La théologie de la libération, ce mouvement novateur à la suite du Concile, que nous devrions réinventer
aujourd'hui si elle n'existait pas – tout en admettant les critiques légitimes concernant certaines de ses approches
–, nous a rendu de nouveau attentifs à la double dimension propre à la théologie des pauvres, celle de la
spiritualité et celle de la lutte pour la justice et le droit. Deux évêques en sont l’exemple :
Dom Helder Camara († 1999) a exprimé dans un beau poème (prière), la spiritualité de la rencontre de Jésus
dans les pauvres :
Est-ce que je me trompe, Seigneur ?
Est-ce une tentation de penser
que tu me presses toujours davantage
d’aller et d’annoncer ce qui est nécessaire,
urgent,
de passer du Saint-Sacrement à ton autre Présence,
tout aussi réelle, dans l’Eucharistie du pauvre ?
Les théologiens discuteront.
Mille distinctions seront avancées…
Mais malheur à celui qui se nourrit de Toi
et qui, ensuite,
n’a pas les yeux ouverts
pour te découvrir cherchant ta nourriture dans les ordures,
expulsé de partout,
vivant dans des conditions sous-humaines
sous le signe d’une totale insécurité…
Et Oscar Romero († 1980), l'évêque martyr, qui a été abattu à l'autel parce qu'il a exigé – comme Las Casas – la
justice et le droit pour les pauvres, a déclaré: « Une église qui ne fait pas sienne la cause des pauvres pour
dénoncer, du point de vue des pauvres, l’injustice faite aux pauvres, n’est pas la véritable Église de Jésus-Christ. »

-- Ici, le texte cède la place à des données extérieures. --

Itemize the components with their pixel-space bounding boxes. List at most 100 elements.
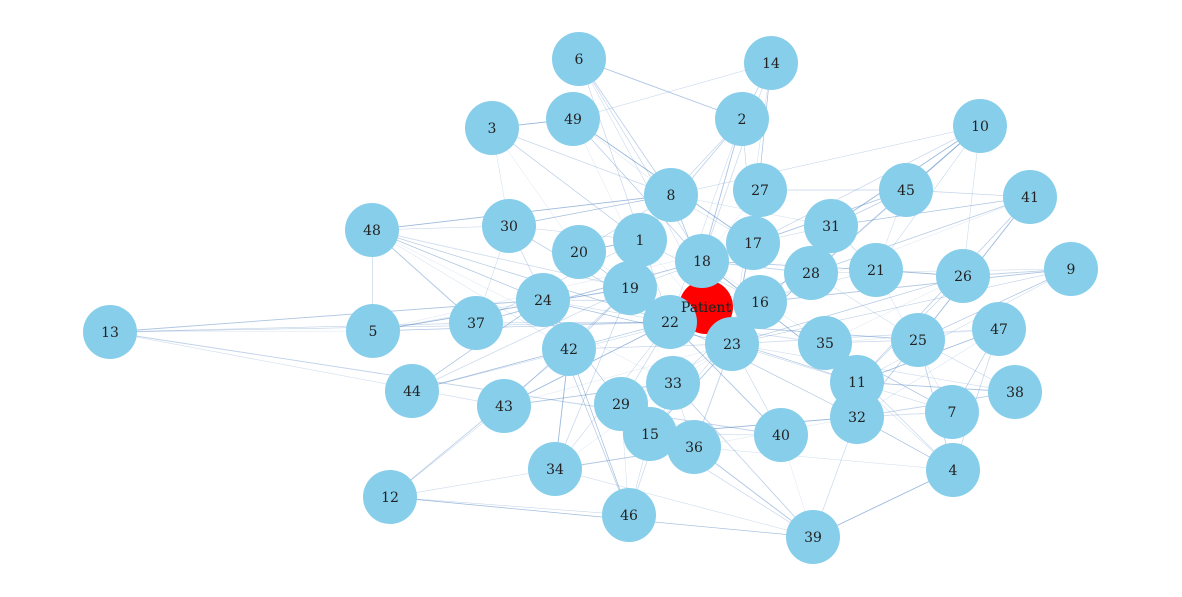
node-circle[interactable] <box>542 322 596 376</box>
node-48[interactable]: 48 <box>345 203 399 257</box>
node-23[interactable]: 23 <box>705 317 759 371</box>
node-39[interactable]: 39 <box>786 510 840 564</box>
node-20[interactable]: 20 <box>552 225 606 279</box>
node-label: 49 <box>564 112 582 128</box>
node-circle[interactable] <box>798 316 852 370</box>
node-circle[interactable] <box>482 199 536 253</box>
node-circle[interactable] <box>988 365 1042 419</box>
node-17[interactable]: 17 <box>726 216 780 270</box>
node-patient-label-overlay: Patient <box>681 300 732 316</box>
node-circle[interactable] <box>465 101 519 155</box>
node-circle[interactable] <box>346 304 400 358</box>
node-circle[interactable] <box>726 216 780 270</box>
node-circle[interactable] <box>754 408 808 462</box>
node-43[interactable]: 43 <box>477 379 531 433</box>
node-circle[interactable] <box>546 92 600 146</box>
node-40[interactable]: 40 <box>754 408 808 462</box>
node-1[interactable]: 1 <box>613 213 667 267</box>
node-circle[interactable] <box>477 379 531 433</box>
node-circle[interactable] <box>449 296 503 350</box>
node-circle[interactable] <box>830 390 884 444</box>
node-16[interactable]: 16 <box>733 275 787 329</box>
node-47[interactable]: 47 <box>972 302 1026 356</box>
node-9[interactable]: 9 <box>1044 242 1098 296</box>
node-circle[interactable] <box>646 356 700 410</box>
node-circle[interactable] <box>1044 242 1098 296</box>
node-circle[interactable] <box>733 275 787 329</box>
node-46[interactable]: 46 <box>602 488 656 542</box>
node-19[interactable]: 19 <box>603 261 657 315</box>
node-circle[interactable] <box>926 443 980 497</box>
node-circle[interactable] <box>786 510 840 564</box>
node-circle[interactable] <box>643 295 697 349</box>
node-18[interactable]: 18 <box>675 234 729 288</box>
node-3[interactable]: 3 <box>465 101 519 155</box>
node-circle[interactable] <box>715 92 769 146</box>
node-21[interactable]: 21 <box>849 243 903 297</box>
node-35[interactable]: 35 <box>798 316 852 370</box>
node-2[interactable]: 2 <box>715 92 769 146</box>
node-37[interactable]: 37 <box>449 296 503 350</box>
node-circle[interactable] <box>644 168 698 222</box>
node-14[interactable]: 14 <box>744 36 798 90</box>
node-27[interactable]: 27 <box>733 163 787 217</box>
node-circle[interactable] <box>602 488 656 542</box>
node-circle[interactable] <box>363 470 417 524</box>
node-7[interactable]: 7 <box>925 385 979 439</box>
node-circle[interactable] <box>936 249 990 303</box>
node-circle[interactable] <box>552 225 606 279</box>
node-5[interactable]: 5 <box>346 304 400 358</box>
node-12[interactable]: 12 <box>363 470 417 524</box>
node-10[interactable]: 10 <box>953 99 1007 153</box>
node-circle[interactable] <box>667 420 721 474</box>
node-circle[interactable] <box>804 199 858 253</box>
edge-43-23 <box>503 343 733 407</box>
node-circle[interactable] <box>516 273 570 327</box>
node-28[interactable]: 28 <box>784 246 838 300</box>
node-33[interactable]: 33 <box>646 356 700 410</box>
node-26[interactable]: 26 <box>936 249 990 303</box>
node-31[interactable]: 31 <box>804 199 858 253</box>
node-circle[interactable] <box>784 246 838 300</box>
node-circle[interactable] <box>528 442 582 496</box>
node-24[interactable]: 24 <box>516 273 570 327</box>
node-29[interactable]: 29 <box>594 377 648 431</box>
node-circle[interactable] <box>603 261 657 315</box>
node-circle[interactable] <box>953 99 1007 153</box>
node-41[interactable]: 41 <box>1003 170 1057 224</box>
node-45[interactable]: 45 <box>879 163 933 217</box>
node-42[interactable]: 42 <box>542 322 596 376</box>
node-44[interactable]: 44 <box>385 364 439 418</box>
node-6[interactable]: 6 <box>552 32 606 86</box>
node-circle[interactable] <box>385 364 439 418</box>
node-circle[interactable] <box>849 243 903 297</box>
node-label: 1 <box>636 233 645 249</box>
node-8[interactable]: 8 <box>644 168 698 222</box>
node-22[interactable]: 22 <box>643 295 697 349</box>
node-circle[interactable] <box>972 302 1026 356</box>
node-circle[interactable] <box>552 32 606 86</box>
node-circle[interactable] <box>613 213 667 267</box>
node-38[interactable]: 38 <box>988 365 1042 419</box>
node-32[interactable]: 32 <box>830 390 884 444</box>
node-circle[interactable] <box>1003 170 1057 224</box>
node-circle[interactable] <box>83 305 137 359</box>
node-13[interactable]: 13 <box>83 305 137 359</box>
node-circle[interactable] <box>733 163 787 217</box>
node-circle[interactable] <box>891 313 945 367</box>
node-34[interactable]: 34 <box>528 442 582 496</box>
node-circle[interactable] <box>925 385 979 439</box>
node-label: 20 <box>570 245 588 261</box>
node-circle[interactable] <box>879 163 933 217</box>
node-circle[interactable] <box>594 377 648 431</box>
node-25[interactable]: 25 <box>891 313 945 367</box>
node-circle[interactable] <box>744 36 798 90</box>
node-30[interactable]: 30 <box>482 199 536 253</box>
node-circle[interactable] <box>345 203 399 257</box>
node-4[interactable]: 4 <box>926 443 980 497</box>
node-49[interactable]: 49 <box>546 92 600 146</box>
node-label: 45 <box>897 183 915 199</box>
node-36[interactable]: 36 <box>667 420 721 474</box>
node-circle[interactable] <box>705 317 759 371</box>
node-circle[interactable] <box>675 234 729 288</box>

Cela reflète la tradition prophétique de l'Eglise qui a trouvé dans la « séquence dorée » médiévale de Pentecôte
un bel écho doxologique : « Viens, Esprit-Saint, ... père des pauvres (Veni, Sancte Spiritus ... pater pauperum) »,
... accorde nous tes dons pour que nous contribuons avec notre théologie à ce que les pauvres aujourd’hui
vivent le message de Jésus dans la synagogue de Nazareth comme une « bonne nouvelle ».